O céu resplandecia um azul profundo. Demétrio beijou sua mulher e saiu para mais um dia de trabalho. Ao dar a partida no carro, acendeu um cigarro, pensativo, Lembrava das sandálias azuis que ela usava quando jovem. Aquilo é que era mulher: os dedos pequeninos esmagados pela tira de couro, o andar malemolente e maroto. Na porta do prédio, o colega o aguardava. Os dois entraram com porte de homens da lei.O quarto era o inferno, cenário de briga, cacos pelo chão. A moça aparentava uns vinte e poucos anos. "Bonita, até...", os dois comentaram. Do fundo de uma gaveta aberta, o colega lhe alcançou uma folha amassada, escrita em caligrafia nervosa. Antes de começar a ler, Demétrio levou um susto ao vislumbrar, perto da cama, um pé solitário da sandália azul de tiras. "Uma coincidência infeliz", pensou, acendendo um cigarro.
Se isso tudo parece muito abstrato é porque as catarses foram omitidas. As pessoas só pensam em seus rabos. Agiotas deviam dar dinheiro. Pagos para dar dinheiro. Quero começar pelo fim e terminar começando de novo. Será uma chance em mil... coincidência? Perguntem à polícia, eu não sou paga pra isso. Carrossel, serragem de papoulas, tritura, mói corações. Músculo besta, pára! de meter-te em minha vida, me sufocar.
Sonho com não desejar o desejo mais do que o objeto que o justifica. Mas quero melhorar, vou melhorar.

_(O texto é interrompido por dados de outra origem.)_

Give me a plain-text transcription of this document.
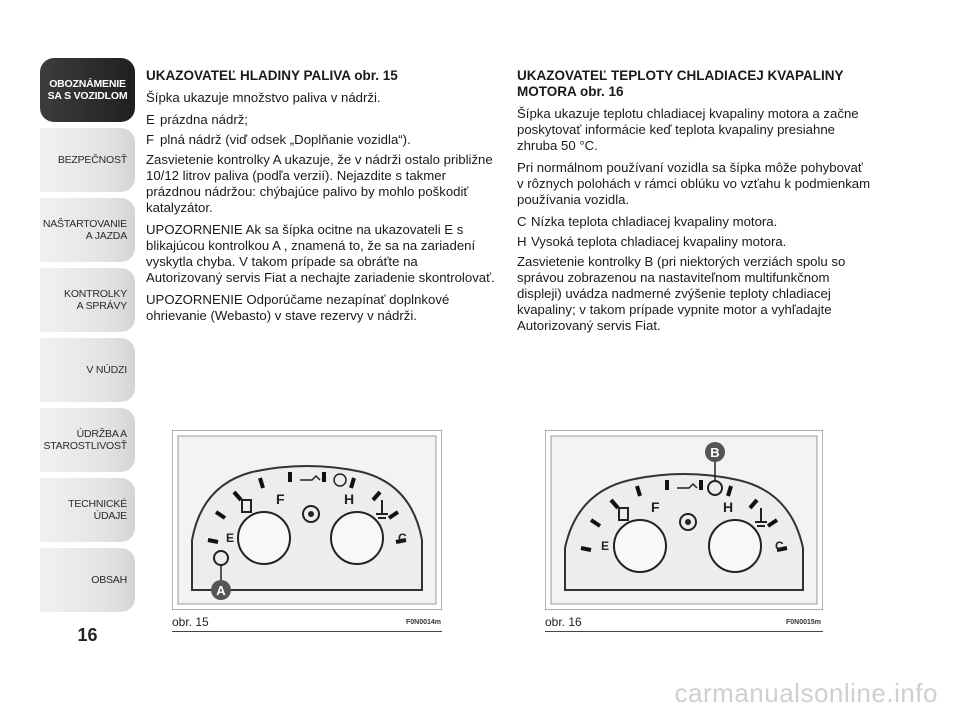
OBOZNÁMENIE
SA S VOZIDLOM
BEZPEČNOSŤ
NAŠTARTOVANIE
A JAZDA
KONTROLKY
A SPRÁVY
V NÚDZI
ÚDRŽBA A
STAROSTLIVOSŤ
TECHNICKÉ
ÚDAJE
OBSAH
16
UKAZOVATEĽ HLADINY PALIVA obr. 15

Šípka ukazuje množstvo paliva v nádrži.

E prázdna nádrž;
F plná nádrž (viď odsek „Doplňanie vozidla“).

Zasvietenie kontrolky A ukazuje, že v nádrži ostalo približne 10/12 litrov paliva (podľa verzií). Nejazdite s takmer prázdnou nádržou: chýbajúce palivo by mohlo poškodiť katalyzátor.

UPOZORNENIE Ak sa šípka ocitne na ukazovateli E s blikajúcou kontrolkou A , znamená to, že sa na zariadení vyskytla chyba. V takom prípade sa obráťte na Autorizovaný servis Fiat a nechajte zariadenie skontrolovať.

UPOZORNENIE Odporúčame nezapínať doplnkové ohrievanie (Webasto) v stave rezervy v nádrži.

UKAZOVATEĽ TEPLOTY CHLADIACEJ KVAPALINY MOTORA obr. 16

Šípka ukazuje teplotu chladiacej kvapaliny motora a začne poskytovať informácie keď teplota kvapaliny presiahne zhruba 50 °C.

Pri normálnom používaní vozidla sa šípka môže pohybovať v rôznych polohách v rámci oblúku vo vzťahu k podmienkam používania vozidla.

C Nízka teplota chladiacej kvapaliny motora.
H Vysoká teplota chladiacej kvapaliny motora.

Zasvietenie kontrolky B (pri niektorých verziách spolu so správou zobrazenou na nastaviteľnom multifunkčnom displeji) uvádza nadmerné zvýšenie teploty chladiacej kvapaliny; v takom prípade vypnite motor a vyhľadajte Autorizovaný servis Fiat.

F	H
E	C
A
obr. 15	F0N0014m
F	H
E	C
B
obr. 16	F0N0015m
carmanualsonline.info
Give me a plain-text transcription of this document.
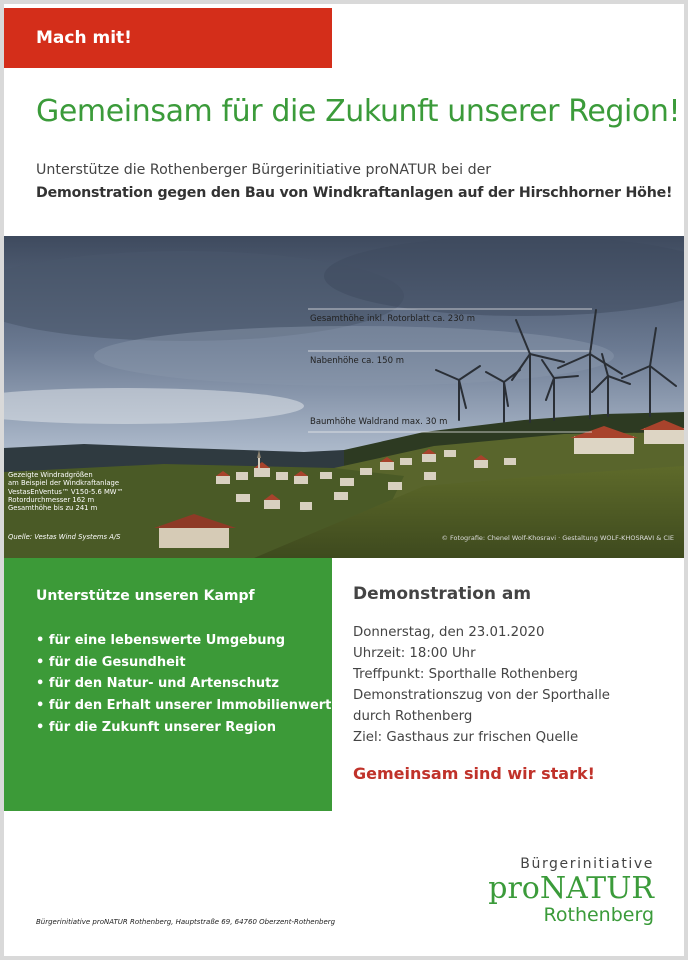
Mach mit!
Gemeinsam für die Zukunft unserer Region!
Unterstütze die Rothenberger Bürgerinitiative proNATUR bei der
Demonstration gegen den Bau von Windkraftanlagen auf der Hirschhorner Höhe!
Gesamthöhe inkl. Rotorblatt ca. 230 m
Nabenhöhe ca. 150 m
Baumhöhe Waldrand max. 30 m
Gezeigte Windradgrößen
am Beispiel der Windkraftanlage
VestasEnVentus™ V150-5.6 MW™
Rotordurchmesser 162 m
Gesamthöhe bis zu 241 m
Quelle: Vestas Wind Systems A/S	© Fotografie: Chenel Wolf-Khosravi · Gestaltung WOLF-KHOSRAVI & CIE
Unterstütze unseren Kampf
• für eine lebenswerte Umgebung
• für die Gesundheit
• für den Natur- und Artenschutz
• für den Erhalt unserer Immobilienwerte
• für die Zukunft unserer Region
Demonstration am
Donnerstag, den 23.01.2020
Uhrzeit: 18:00 Uhr
Treffpunkt: Sporthalle Rothenberg
Demonstrationszug von der Sporthalle
durch Rothenberg
Ziel: Gasthaus zur frischen Quelle
Gemeinsam sind wir stark!
Bürgerinitiative proNATUR Rothenberg, Hauptstraße 69, 64760 Oberzent-Rothenberg
Bürgerinitiative
proNATUR
Rothenberg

Ser como um daqueles finais de filme bem bestas, enquanto os créditos sobem, eu abro a última porta do labirinto e sumo. No velório, belas moças de luto com flores roxas nas mãos depositam seus verdes olhos sobre este ex-mim estendido no esquife. Pisco. Vens sempre aqui? No fim, dissolvo-me ao sol. E os vermes me brindam sua carícia faminta. Um fantasma no mundo material. Me abrace forte, vamos fingir que alguma coisa mudou. Somos todos iguais. Vocês. Guilhotinada a beleza, enforcaram a paixão. Querem-me parte disso tudo que não sou. Posso tentar. Ao calor do sol abraços de mousse. Macios ósculos de marshmallow. Você quer?